In a hockey game that meant very little in the overall scheme of things but which obviously meant everything to those playing in it, the United States defeated Russia in a renewal of one of the greatest rivalries in international sports.
The game went on and on and on until Oshie, taking time off from his regular job with the St. Louis Blues, scored his fourth shootout goal in six tries to give the Americans a 3-2 win.
It was not a game for the gold medal. It was merely a game to determine which of the teams would have an easier path into the quarterfinals of a tournament that still has a long way to go.
But from the atmosphere in the arena to the reactions of the players when something significant occurred, it eventually became clear that this was a game to be remembered.
Olympic victories are always remembered by those who achieve them and there were some achieved at the midway point of the Games Saturday that were out of the ordinary.
The first two finishers in the men's 1,500-meter speed skating race, for instance, were separated by .003 of a second. It even took a while for the computer to spit out the final result.
There was also a huge comeback in the women's cross-country relay and a second gold medal in as many Olympics for a short-track skater from China.
The Netherlands even claimed a medal somewhere other than at the speed skating oval, although it came as no surprise that the medal still came from somebody wearing skates.
Russia was the only nation with two gold medals Saturday, those coming from Alexander Tretiakov in men's skeleton and Victor Ahn in the 1,000-meter short-track race. Ahn is a citizen of Russia and this was his sixth Olympic medal. Four of those, however, came when he was representing his native South Korea.
There were three medals in all for the Russians, giving the host country 15 for the Olympics. That is the most for any country -- the Netherlands and the United States having picked up 14, Norway 13 and Germany 12.

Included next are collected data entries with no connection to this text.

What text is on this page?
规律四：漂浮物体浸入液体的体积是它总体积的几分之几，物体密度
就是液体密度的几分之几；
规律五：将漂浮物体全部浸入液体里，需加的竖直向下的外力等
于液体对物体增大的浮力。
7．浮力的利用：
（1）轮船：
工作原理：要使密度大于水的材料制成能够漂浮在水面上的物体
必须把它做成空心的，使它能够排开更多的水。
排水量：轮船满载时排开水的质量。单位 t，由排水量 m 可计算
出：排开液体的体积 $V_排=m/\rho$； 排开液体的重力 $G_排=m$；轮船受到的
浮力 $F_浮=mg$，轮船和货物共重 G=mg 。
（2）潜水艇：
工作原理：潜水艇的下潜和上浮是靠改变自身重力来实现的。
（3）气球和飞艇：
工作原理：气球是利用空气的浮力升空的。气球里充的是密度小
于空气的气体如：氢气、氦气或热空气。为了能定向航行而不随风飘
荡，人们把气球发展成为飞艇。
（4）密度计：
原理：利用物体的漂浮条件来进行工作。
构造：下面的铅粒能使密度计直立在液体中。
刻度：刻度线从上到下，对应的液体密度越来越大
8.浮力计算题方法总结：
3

The only medal for the Americans Saturday came from Matthew Antoine in the skeleton.
The U.S. speed skating team created a stir Friday by making a request to change out of the uniforms that had been created for these Olympics and into something with which they were more familiar.
The new outfits just did not seem to be doing the job and if it helped psychologically to change then medals might follow. After all, there had been none for the Americans in speed skating over the first six events at the Olympics.
There were still none Saturday after the men's 1,500-meter race. The best any American could do, wearing an old suit, was Brian Hansen's seventh place. Shani Davis came in 11th.
The mood in the American hockey camp was much livelier, especially after Oshie scored in the eighth round of the shootout against the Russians.
There was something of everything in the spectacular hockey game. The Americans came from behind and so did the Russians. Patrick Kane of the Chicago Blackhawks had a breakaway in the third period for the Americans, but Sergei Bobrovsky of the Columbus Blue Jackets stopped the shot.
Russia appeared to have delivered a go-ahead goal with less than five minutes left in regulation, but a dislodged net negated the score. That bit of controversy was focused upon by the Russians as having cost them the game.
When the shootout arrived after 65 minutes of pulsating hockey, things really got interesting.
If a shootout goes more than three rounds in international play, the same player can shoot time after time if that is what a coach wants. Oshie wound up doing just that, taking six shots in all during the shootout.
He scored in the first round, answered a goal by Russia's Pavel Datsyuk in the fifth round and did so again in the sixth after Ilya Kovalchuk had scored. When Kovalchuk was stopped in the eighth round by Jamie Quick, Oshie had the chance to win it. He sent a shot between the legs of Bobrovsky that touched off an American celebration.
"I was running out of moves," Oshie said.
A win for the Americans Sunday against Slovenia will give the United States first place in Group A and a position in the quarterfinals. Sweden wrapped up Group C Saturday with a 5-3 win over Latvia. Canada and Finland will play for the Group B crown Sunday.
Back at the speed skating oval, Zbigniew Brodka of Poland and Koen Verweij of the Netherlands at least briefly appeared to have turned in the same time in the 1,500-meter race. Verweij was in the last pairing and his time of 1:45.00 equaled that of Brodka.
But then a new set of results appeared on the scoreboard and when carried to three decimal places Brodka was awarded the gold medal in 1:45.006. Verweij's time turned out to be 1:45.009.
Charlotte Kalla of Switzerland began the final leg of the 4x5-kilometer cross-country relay 25.7 seconds behind. She made up the difference, passed her rivals in the home stretch and became the first athlete in these Olympics with three medals.
Zhou Yang of China won the women's 1,000-meter short-track race for the second straight Olympics after three of the seven competitors in the final, including American Emily Scott, were wiped out in a crash. Poland's Kamil Stoch won his second ski jumping gold of these Games with a victory on the large hill.
In the 1,500-meter race won by Ahn, the bronze went to Sjinkie Knegt. There have been 14 medals handed out to Dutch athletes at these Olympics and his was the first one won by somebody who is not an oval track speed skater.